LOOK IN MULTIPLE PLACES

Remember that HOLLIS's "Everything" is NOT everything

  • Some items may lack an "ONLINE ACCESS" link, or not exist in HOLLIS at all, and yet still be available to you via another Harvard-licensed platform
  • Ebook access is often listed separately from print holdings: in HOLLIS, use the "book" and "online" filters to check for additional listings

Look for Temporary Access options (HathiTrust, etc.)

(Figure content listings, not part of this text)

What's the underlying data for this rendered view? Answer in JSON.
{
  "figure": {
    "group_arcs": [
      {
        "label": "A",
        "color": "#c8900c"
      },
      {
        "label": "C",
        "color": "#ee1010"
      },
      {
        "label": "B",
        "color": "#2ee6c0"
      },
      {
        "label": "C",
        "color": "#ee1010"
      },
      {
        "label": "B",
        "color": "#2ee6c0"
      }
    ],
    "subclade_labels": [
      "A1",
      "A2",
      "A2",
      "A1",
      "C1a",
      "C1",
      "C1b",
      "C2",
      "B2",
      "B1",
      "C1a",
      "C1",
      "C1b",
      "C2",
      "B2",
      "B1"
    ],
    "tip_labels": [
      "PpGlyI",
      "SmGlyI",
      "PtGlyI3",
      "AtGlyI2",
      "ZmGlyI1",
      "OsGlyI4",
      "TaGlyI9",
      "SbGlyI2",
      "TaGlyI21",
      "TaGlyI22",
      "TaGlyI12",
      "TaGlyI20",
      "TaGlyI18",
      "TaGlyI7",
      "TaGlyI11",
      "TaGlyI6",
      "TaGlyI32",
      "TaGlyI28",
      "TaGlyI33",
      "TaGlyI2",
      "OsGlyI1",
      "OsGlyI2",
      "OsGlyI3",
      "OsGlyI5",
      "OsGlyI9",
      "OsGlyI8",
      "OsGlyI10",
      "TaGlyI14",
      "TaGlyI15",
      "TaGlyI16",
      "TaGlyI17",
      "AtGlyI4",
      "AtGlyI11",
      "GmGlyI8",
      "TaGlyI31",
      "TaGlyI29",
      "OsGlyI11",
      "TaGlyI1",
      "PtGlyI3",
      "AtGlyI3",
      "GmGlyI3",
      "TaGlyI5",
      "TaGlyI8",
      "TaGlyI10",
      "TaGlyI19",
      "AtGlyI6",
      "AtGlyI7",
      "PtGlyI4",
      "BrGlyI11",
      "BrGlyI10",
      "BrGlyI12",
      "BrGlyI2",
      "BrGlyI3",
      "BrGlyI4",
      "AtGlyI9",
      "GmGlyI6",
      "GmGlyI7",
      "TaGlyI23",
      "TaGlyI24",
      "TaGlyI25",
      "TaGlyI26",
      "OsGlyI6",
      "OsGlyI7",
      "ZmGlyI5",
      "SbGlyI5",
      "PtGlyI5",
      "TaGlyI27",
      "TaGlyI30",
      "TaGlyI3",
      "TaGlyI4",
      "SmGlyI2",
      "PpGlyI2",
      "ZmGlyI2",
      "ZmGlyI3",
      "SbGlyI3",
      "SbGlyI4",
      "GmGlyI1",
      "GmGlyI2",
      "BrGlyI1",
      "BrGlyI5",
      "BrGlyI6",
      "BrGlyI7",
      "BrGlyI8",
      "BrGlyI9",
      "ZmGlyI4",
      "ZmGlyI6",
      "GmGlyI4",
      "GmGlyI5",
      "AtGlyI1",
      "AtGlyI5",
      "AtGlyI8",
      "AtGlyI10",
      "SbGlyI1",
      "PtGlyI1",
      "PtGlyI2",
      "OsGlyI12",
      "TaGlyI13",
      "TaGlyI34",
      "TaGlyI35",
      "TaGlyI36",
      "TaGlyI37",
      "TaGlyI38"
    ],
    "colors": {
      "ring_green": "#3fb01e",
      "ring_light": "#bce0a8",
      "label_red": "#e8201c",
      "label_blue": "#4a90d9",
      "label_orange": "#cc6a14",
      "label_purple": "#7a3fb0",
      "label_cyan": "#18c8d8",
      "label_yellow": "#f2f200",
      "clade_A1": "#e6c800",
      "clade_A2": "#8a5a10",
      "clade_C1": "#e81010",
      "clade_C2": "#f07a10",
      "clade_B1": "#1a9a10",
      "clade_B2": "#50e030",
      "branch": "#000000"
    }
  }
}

  • Emergency Full Text Access via HathiTrust - you will see this option in HOLLIS, or you can go directly to HathiTrust. Once in HathiTrust, select "temporary access," then "Check Out." Make sure you are logged in at the HathiTrust site, otherwise you won't see the access options. 
  • Many publishers and vendors have increased your Harvard Key can access and/or removed paywalls altogether

Don't forget your public library! 

Public Libraries - Online Access & Book Pickup
  • Harvard students are eligible for an ecard to the Boston Public Library

    • Note: normally, BPL requires that you register from a computer with a Massachusetts ip address, but they're aware that they may see out-of-state registrations coming from harvard.edu email addresses, and your registration should be approved. If it's not approved, let me (Odile) know.
  • If you are located outside of Massachusetts, check your local public library and/or ask the librarians there about additional online access options (or just Google: [town name] [state] public library ebooks)
Public Universities
  • Many public universities offer some kind of borrowing privileges to all residents of the state. Search for "library privileges" plus the name of the public university or college closest to you.

 

CAN'T ACCESS SOMETHING? LEARN *ABOUT* IT

Book reviews:

Mentions:

  • Performing a cited reference search is a good way to find these. Start with Google Books and Google Scholar.

Encyclopedia entries and scholarly companions:

 

DON'T FORGET TO BROWSE!

Most experts recommend browsing (walking the library shelves, flipping through an entire volume) as the best method to gain a sense of the "landscape" and to find overlooked or unexpected material

  • Starts with/browse option in HOLLIS - call number is especially helpful. (See the HOLLIS User Guide for tips.)
  • Most platforms offer ways to explore serendipitously. Look for:
    • "collections"
    • "browse"
    • "publications"
    • "about"
  • When you find good content, look at the top of the web page and on side menus for links back to the larger container so you can explore that---the specific issue an article appeared in, the journal, the book or book series, the themed collection, etc.